Tuesday, March 15, 2022



Climate Change: A convenient "error"

Last year, the government released its draft emissions reduction plan. The plan further weakened the Climate Commission's already-weak emissions budget, allowing an extra two million tons of pollution over 2022-25. The "justification" for this was supposedly that "landowners and forest managers [plan] to increase afforestation and decrease deforestation". That explanation was pretty fishy in and of itself - more trees means lower emissions, not higher - but its worse than that: it was simply a lie:

In October, the Government suggested the first budget (2022-25) be loosened, with later budgets tightened, citing a survey of forest owners as justification. But Stuff discovered the data does not support official statements.

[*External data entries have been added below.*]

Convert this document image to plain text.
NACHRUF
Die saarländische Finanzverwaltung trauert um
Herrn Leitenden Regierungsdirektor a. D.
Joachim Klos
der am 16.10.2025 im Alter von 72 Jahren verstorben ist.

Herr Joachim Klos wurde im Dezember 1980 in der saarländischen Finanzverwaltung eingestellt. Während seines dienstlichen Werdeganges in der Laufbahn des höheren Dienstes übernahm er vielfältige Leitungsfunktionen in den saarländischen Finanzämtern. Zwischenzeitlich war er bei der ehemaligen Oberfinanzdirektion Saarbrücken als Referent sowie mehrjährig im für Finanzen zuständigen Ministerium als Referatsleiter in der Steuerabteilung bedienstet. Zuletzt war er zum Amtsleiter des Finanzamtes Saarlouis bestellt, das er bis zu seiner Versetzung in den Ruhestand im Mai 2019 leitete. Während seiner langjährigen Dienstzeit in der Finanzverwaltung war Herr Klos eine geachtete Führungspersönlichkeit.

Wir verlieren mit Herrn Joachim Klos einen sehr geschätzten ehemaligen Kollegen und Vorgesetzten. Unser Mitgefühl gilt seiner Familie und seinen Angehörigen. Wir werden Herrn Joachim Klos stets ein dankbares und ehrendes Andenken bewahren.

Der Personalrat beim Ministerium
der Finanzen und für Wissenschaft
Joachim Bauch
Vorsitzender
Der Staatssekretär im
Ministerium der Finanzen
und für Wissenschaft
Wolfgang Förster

The Ministry for Primary Industries (MPI) drafted the faulty explanation in documents provided to the public and Cabinet – who pre-approved the change to the country’s draft budgets. In a statement, the ministry admitted the mistake, which it attributed to “genuine human error”.

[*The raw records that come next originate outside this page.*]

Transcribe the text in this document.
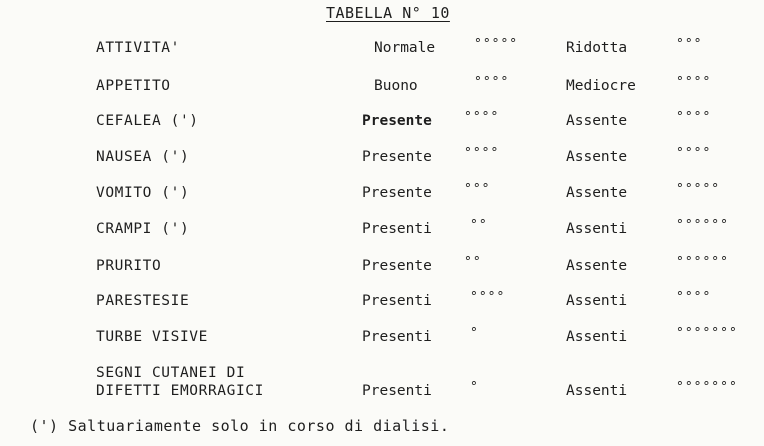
TABELLA N° 10
ATTIVITA'	Normale	°°°°°	Ridotta	°°°
APPETITO	Buono	°°°°	Mediocre	°°°°
CEFALEA (')	Presente °°°°	Assente	°°°°
NAUSEA (')	Presente °°°°	Assente	°°°°
VOMITO (')	Presente °°°	Assente	°°°°°
CRAMPI (')	Presenti	°°	Assenti	°°°°°°
PRURITO	Presente °°	Assente	°°°°°°
PARESTESIE	Presenti	°°°°	Assenti	°°°°
TURBE VISIVE	Presenti	°	Assenti	°°°°°°°
SEGNI CUTANEI DI
DIFETTI EMORRAGICI	Presenti	°	Assenti	°°°°°°°
(') Saltuariamente solo in corso di dialisi.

The error could mean the 2022-25 budget is brought back in line with the commission’s original advice, after Stuff raised the issue with officials and the Climate Change Minister.

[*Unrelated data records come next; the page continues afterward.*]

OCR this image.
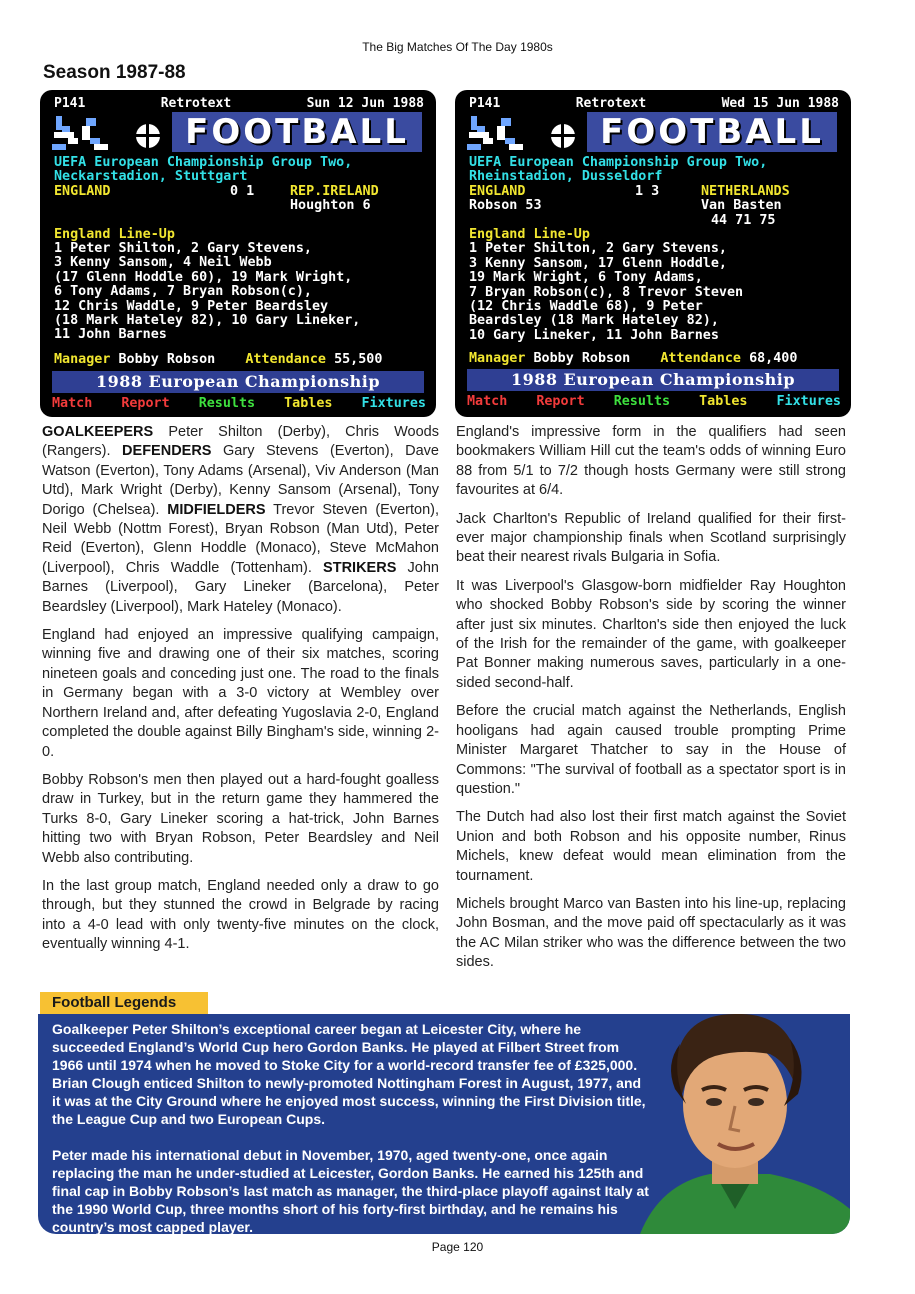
The Big Matches Of The Day 1980s
Season 1987-88
P141	Retrotext	Sun 12 Jun 1988
FOOTBALL
UEFA European Championship Group Two,
Neckarstadion, Stuttgart
ENGLAND	0 1	REP.IRELAND
Houghton 6
England Line-Up
1 Peter Shilton, 2 Gary Stevens,
3 Kenny Sansom, 4 Neil Webb
(17 Glenn Hoddle 60), 19 Mark Wright,
6 Tony Adams, 7 Bryan Robson(c),
12 Chris Waddle, 9 Peter Beardsley
(18 Mark Hateley 82), 10 Gary Lineker,
11 John Barnes
Manager Bobby Robson Attendance 55,500
1988 European Championship
Match Report Results Tables Fixtures
P141	Retrotext	Wed 15 Jun 1988
FOOTBALL
UEFA European Championship Group Two,
Rheinstadion, Dusseldorf
ENGLAND	1 3	NETHERLANDS
Robson 53	Van Basten
44 71 75
England Line-Up
1 Peter Shilton, 2 Gary Stevens,
3 Kenny Sansom, 17 Glenn Hoddle,
19 Mark Wright, 6 Tony Adams,
7 Bryan Robson(c), 8 Trevor Steven
(12 Chris Waddle 68), 9 Peter
Beardsley (18 Mark Hateley 82),
10 Gary Lineker, 11 John Barnes
Manager Bobby Robson Attendance 68,400
1988 European Championship
Match Report Results Tables Fixtures

GOALKEEPERS Peter Shilton (Derby), Chris Woods (Rangers). DEFENDERS Gary Stevens (Everton), Dave Watson (Everton), Tony Adams (Arsenal), Viv Anderson (Man Utd), Mark Wright (Derby), Kenny Sansom (Arsenal), Tony Dorigo (Chelsea). MIDFIELDERS Trevor Steven (Everton), Neil Webb (Nottm Forest), Bryan Robson (Man Utd), Peter Reid (Everton), Glenn Hoddle (Monaco), Steve McMahon (Liverpool), Chris Waddle (Tottenham). STRIKERS John Barnes (Liverpool), Gary Lineker (Barcelona), Peter Beardsley (Liverpool), Mark Hateley (Monaco).

England had enjoyed an impressive qualifying campaign, winning five and drawing one of their six matches, scoring nineteen goals and conceding just one. The road to the finals in Germany began with a 3-0 victory at Wembley over Northern Ireland and, after defeating Yugoslavia 2-0, England completed the double against Billy Bingham's side, winning 2-0.

Bobby Robson's men then played out a hard-fought goalless draw in Turkey, but in the return game they hammered the Turks 8-0, Gary Lineker scoring a hat-trick, John Barnes hitting two with Bryan Robson, Peter Beardsley and Neil Webb also contributing.

In the last group match, England needed only a draw to go through, but they stunned the crowd in Belgrade by racing into a 4-0 lead with only twenty-five minutes on the clock, eventually winning 4-1.

England's impressive form in the qualifiers had seen bookmakers William Hill cut the team's odds of winning Euro 88 from 5/1 to 7/2 though hosts Germany were still strong favourites at 6/4.

Jack Charlton's Republic of Ireland qualified for their first-ever major championship finals when Scotland surprisingly beat their nearest rivals Bulgaria in Sofia.

It was Liverpool's Glasgow-born midfielder Ray Houghton who shocked Bobby Robson's side by scoring the winner after just six minutes. Charlton's side then enjoyed the luck of the Irish for the remainder of the game, with goalkeeper Pat Bonner making numerous saves, particularly in a one-sided second-half.

Before the crucial match against the Netherlands, English hooligans had again caused trouble prompting Prime Minister Margaret Thatcher to say in the House of Commons: "The survival of football as a spectator sport is in question."

The Dutch had also lost their first match against the Soviet Union and both Robson and his opposite number, Rinus Michels, knew defeat would mean elimination from the tournament.

Michels brought Marco van Basten into his line-up, replacing John Bosman, and the move paid off spectacularly as it was the AC Milan striker who was the difference between the two sides.

Football Legends

Goalkeeper Peter Shilton’s exceptional career began at Leicester City, where he succeeded England’s World Cup hero Gordon Banks. He played at Filbert Street from 1966 until 1974 when he moved to Stoke City for a world-record transfer fee of £325,000. Brian Clough enticed Shilton to newly-promoted Nottingham Forest in August, 1977, and it was at the City Ground where he enjoyed most success, winning the First Division title, the League Cup and two European Cups.

Peter made his international debut in November, 1970, aged twenty-one, once again replacing the man he under-studied at Leicester, Gordon Banks. He earned his 125th and final cap in Bobby Robson’s last match as manager, the third-place playoff against Italy at the 1990 World Cup, three months short of his forty-first birthday, and he remains his country’s most capped player.

Page 120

While the public was told that newly planted forests were to blame for the extra pollution in the 2022-25 budget, because the planting would release soil carbon, ministry data shows that an increased appetite to chop down trees is the driving factor.

The Stuff article has more details, but basicly MPI massaged away the increase in deforestation, pretending that it was decreasing, while attributing increased emissions to planting more trees. As noted above, MPI says this was a "genuine human error". Whether that is really believable given their history of total industry capture and opposition to climate action is left as an exercise for the reader.

The good news is that the budget is yet to be finalised, and Cabinet has an opportunity to reverse this change. And hopefully they will. Because fundamentally, the idea that the budget should be increased because polluters plan to pollute more is self-defeating and morally bankrupt. And rather than saying "OK, go ahead", Ministers should be pointing at the ETS cap and saying "good luck with that".